The No. 1 thing to remember when you communicate to the trades: It’s not about you, it’s about THEM.
So, as the maestro of your design vision, you will have to bend and adjust your communication to work best for whomever you’re talking with whether it’s the contractor or the window treatment workroom.
Effective communication is the cornerstone of a successful project. It’s the secret sauce that helps you get a project done on time, on budget and that results in a finished project that makes your clients happy. While there are a lot of factors that determine a successful project, if you don’t have effective communication there’s ZERO chance of success. Yep, nada. Zilch. No question about it.
Although my goal is to try to always be as efficient and effective as I can be when I communicate, that doesn’t mean I rely on the latest and greatest apps when I communicate with the trades. That’s just not what is comfortable or effective with the trades I work with.
What is effective? Being concise, yet as detailed as possible. I also keep it to the most basic forms of communication.
Communication is teamwork
No matter how good we are, there’s not one of us who can complete a project alone. Just as interior design is a collaboration of many experts, so is communication. It’s not one-sided at all, and while we’re certainly not all communication experts, as the interior designer you must take the communication lead. It is important to know how to work well with others as part of a team. Delegating tasks and communicating effectively with another is part of the deal.
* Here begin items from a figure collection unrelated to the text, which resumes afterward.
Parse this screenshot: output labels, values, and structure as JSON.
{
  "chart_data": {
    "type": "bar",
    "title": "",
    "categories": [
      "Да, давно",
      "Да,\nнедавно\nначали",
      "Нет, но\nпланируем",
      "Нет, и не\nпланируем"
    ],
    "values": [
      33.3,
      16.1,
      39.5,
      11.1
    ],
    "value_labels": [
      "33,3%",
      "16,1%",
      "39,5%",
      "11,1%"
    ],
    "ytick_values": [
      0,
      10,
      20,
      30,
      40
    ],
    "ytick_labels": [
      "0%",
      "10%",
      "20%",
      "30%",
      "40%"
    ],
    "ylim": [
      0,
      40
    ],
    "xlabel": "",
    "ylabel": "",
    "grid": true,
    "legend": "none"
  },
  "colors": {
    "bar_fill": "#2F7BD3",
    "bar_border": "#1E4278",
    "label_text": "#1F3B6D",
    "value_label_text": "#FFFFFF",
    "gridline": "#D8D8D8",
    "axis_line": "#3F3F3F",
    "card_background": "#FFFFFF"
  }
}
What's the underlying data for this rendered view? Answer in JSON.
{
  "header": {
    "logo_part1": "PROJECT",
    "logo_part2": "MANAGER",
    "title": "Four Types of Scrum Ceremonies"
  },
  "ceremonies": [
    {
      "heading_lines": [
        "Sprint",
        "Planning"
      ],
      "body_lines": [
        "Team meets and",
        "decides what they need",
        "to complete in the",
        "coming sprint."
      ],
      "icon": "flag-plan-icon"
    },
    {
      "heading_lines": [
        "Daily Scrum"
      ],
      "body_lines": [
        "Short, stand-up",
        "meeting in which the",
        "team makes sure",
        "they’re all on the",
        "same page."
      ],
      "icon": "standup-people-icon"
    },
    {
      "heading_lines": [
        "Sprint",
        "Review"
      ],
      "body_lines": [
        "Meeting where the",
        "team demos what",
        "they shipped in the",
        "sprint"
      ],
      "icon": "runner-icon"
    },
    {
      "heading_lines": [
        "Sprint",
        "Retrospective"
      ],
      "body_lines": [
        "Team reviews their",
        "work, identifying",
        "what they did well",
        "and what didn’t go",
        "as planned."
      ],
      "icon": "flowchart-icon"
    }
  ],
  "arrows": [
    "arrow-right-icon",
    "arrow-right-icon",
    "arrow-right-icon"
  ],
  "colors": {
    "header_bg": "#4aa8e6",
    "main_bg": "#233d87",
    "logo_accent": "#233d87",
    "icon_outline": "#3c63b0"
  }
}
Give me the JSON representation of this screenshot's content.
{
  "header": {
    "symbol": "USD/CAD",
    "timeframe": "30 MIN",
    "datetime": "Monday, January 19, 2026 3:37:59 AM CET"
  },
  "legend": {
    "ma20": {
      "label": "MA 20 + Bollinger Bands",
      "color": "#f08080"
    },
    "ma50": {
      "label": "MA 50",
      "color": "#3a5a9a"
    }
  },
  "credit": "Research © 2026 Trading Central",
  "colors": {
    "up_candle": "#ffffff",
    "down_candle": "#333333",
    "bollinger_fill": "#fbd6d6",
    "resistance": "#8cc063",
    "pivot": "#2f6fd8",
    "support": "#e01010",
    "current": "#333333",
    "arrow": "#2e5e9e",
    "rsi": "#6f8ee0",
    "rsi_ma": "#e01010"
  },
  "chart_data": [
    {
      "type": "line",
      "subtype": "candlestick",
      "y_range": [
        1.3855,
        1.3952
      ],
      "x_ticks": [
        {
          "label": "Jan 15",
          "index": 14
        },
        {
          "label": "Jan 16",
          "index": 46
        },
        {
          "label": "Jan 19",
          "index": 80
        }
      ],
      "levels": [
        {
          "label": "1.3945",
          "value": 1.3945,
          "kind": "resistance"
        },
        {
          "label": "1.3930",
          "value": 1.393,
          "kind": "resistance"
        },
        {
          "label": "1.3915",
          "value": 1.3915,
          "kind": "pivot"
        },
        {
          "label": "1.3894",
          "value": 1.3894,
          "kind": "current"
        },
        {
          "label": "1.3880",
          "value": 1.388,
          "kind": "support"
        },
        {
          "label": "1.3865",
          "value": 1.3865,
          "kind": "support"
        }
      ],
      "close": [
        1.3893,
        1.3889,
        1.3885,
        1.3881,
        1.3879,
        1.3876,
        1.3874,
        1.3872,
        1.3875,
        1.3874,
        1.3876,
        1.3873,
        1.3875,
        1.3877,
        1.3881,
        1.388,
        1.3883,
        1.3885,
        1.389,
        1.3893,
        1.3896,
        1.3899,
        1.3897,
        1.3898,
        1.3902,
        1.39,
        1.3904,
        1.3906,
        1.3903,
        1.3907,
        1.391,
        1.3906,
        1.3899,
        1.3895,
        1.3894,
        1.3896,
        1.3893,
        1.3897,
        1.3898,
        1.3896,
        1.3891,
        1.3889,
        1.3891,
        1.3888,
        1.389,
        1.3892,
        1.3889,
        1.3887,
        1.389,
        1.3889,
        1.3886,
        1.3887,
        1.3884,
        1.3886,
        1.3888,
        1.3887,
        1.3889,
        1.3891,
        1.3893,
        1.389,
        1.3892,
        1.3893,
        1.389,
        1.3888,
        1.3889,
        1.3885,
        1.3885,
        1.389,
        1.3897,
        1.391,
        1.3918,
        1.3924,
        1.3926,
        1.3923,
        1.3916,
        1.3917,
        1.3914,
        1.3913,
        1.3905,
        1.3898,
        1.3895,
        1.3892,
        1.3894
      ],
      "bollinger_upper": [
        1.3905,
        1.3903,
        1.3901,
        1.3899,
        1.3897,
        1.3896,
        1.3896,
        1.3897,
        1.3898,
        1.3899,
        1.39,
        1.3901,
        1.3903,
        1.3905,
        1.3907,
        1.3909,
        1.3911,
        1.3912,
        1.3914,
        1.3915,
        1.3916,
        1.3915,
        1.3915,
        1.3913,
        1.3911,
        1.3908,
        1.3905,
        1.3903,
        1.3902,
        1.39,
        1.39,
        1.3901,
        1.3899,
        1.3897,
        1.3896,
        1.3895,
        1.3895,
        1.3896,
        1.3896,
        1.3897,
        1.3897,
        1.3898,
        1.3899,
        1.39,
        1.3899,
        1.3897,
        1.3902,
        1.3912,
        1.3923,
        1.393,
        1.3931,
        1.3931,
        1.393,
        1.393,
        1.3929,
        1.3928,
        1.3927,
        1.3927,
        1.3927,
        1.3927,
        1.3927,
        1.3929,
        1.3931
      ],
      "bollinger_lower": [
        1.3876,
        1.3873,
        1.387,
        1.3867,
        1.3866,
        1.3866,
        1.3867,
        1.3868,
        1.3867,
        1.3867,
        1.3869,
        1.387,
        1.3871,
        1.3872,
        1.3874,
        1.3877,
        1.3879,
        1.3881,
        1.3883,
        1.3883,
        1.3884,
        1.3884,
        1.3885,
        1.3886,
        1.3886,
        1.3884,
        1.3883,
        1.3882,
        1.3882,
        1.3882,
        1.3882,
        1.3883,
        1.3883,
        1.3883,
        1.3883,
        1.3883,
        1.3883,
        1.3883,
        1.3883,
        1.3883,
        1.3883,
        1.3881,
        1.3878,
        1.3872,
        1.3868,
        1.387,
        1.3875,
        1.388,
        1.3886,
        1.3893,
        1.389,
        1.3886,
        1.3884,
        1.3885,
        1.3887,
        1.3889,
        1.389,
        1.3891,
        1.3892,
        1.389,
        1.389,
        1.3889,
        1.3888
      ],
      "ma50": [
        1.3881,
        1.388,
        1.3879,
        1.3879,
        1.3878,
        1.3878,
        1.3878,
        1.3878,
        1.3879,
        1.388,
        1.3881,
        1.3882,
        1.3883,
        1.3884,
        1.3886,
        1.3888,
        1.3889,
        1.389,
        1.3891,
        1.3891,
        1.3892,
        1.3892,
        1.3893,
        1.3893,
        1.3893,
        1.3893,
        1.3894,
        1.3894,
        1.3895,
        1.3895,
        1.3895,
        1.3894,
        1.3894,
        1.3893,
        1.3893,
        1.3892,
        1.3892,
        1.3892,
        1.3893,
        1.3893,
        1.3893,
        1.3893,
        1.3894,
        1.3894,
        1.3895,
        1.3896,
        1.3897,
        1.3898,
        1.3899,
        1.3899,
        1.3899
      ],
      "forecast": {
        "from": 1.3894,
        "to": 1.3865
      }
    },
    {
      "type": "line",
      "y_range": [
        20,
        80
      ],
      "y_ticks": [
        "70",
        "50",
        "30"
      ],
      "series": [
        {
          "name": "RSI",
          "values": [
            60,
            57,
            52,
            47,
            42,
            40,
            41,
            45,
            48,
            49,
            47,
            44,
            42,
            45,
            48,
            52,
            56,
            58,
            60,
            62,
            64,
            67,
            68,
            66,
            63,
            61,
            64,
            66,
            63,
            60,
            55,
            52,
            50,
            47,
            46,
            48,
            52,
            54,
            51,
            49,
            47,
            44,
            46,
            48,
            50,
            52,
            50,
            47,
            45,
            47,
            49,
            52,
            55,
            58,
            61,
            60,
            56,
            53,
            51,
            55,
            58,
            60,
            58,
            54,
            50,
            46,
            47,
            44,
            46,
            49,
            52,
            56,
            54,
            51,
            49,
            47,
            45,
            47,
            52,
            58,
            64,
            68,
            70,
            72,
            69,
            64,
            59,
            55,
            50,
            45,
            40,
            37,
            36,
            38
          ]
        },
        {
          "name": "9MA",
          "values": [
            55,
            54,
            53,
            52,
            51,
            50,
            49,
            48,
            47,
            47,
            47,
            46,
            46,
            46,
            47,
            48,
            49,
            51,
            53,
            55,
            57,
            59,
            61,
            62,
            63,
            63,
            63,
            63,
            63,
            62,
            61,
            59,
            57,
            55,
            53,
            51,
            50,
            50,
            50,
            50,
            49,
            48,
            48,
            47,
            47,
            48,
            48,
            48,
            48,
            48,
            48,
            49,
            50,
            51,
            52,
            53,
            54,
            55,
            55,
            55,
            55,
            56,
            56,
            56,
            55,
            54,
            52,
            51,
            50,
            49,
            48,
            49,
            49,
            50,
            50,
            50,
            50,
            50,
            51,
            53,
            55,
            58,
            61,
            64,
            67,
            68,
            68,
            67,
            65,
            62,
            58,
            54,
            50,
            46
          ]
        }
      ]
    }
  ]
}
Communication is only effective if it happens
So, as basic as this might sound, the first step in effective communication—you must communicate! It will never be effective if it’s never done. As we juggle multiple projects, priorities and personalities, communication can often fall by the wayside. We always have good intentions, but we’re only human after all.
Nothing wreaks more havoc on a job site than NOT following through!
So, how do I make sure that I don’t miss an important update to my design project team? I calendar my communication responsibilities in my phone and Asana.
When I schedule tasks and checkpoints in, my projects move and flow in near-perfect rhythm. I waltz through my days because I can act promptly and proactively. I prioritize my tasks. When there is a curveball, I manage my time as effectively as possible because I have my tasks and communication responsibilities all documented so I can see what I need to do and how I need to adjust. Nothing gets missed.
Consistent project communication
When I communicate with my design project team, I don’t leave anything to chance. They come to rely on when and how they will hear from me. I try to be consistent in my communication method (communicating with them in the way that’s best for them) and timing. The only way I ensure I’m hitting those communication checkpoints is to schedule them into my calendar.
So, when my window treatment fabricator and installer need one walkthrough and a very detailed PowerPoint plus a phone call or two to discuss the details and answer questions, I schedule those tasks and appointments in my calendar.
But my contractor likes (and needs) several calls each week, emails, images and monthly or bi-monthly walkthroughs. More talk and showing, less writing. What do I do? I schedule that in my calendar.
Write down the action and outcomes of your conversations
I find that even when some people get the first part of communication down—they actually do it and communicate in a way that’s best for their trade partners—they forget a very essential step. They don’t write anything down. No matter what, you MUST document the action and outcomes of your conversations. Every single one.
Again, we’re human. We’re busy. And we certainly tax our brains with too much input. So, it’s nearly impossible to keep everything straight without writing things down. A critical part of communication is to document what was discussed, who is responsible for what and what the next steps are.
Have you ever checked back in on a project, and your trade partner looked at you and said, “I thought you were calling to check on that?”
To avoid this frustrating and project-delaying situation, I use the ROI Team Meeting Notes which you can download for FREE! Once I fill it out, I email it to everyone so we can all see what we agreed to and who will be doing what.
Take the lead and make sure that your trade communication is on track. Communicate to your trade partners in the method that works for them, be consistent and dependable with your updates (schedule your communication tasks into your calendar) and write down the action that is agreed upon with each touchpoint.
Consistent communication + happy trade partners = successful project. Have a fantastic week!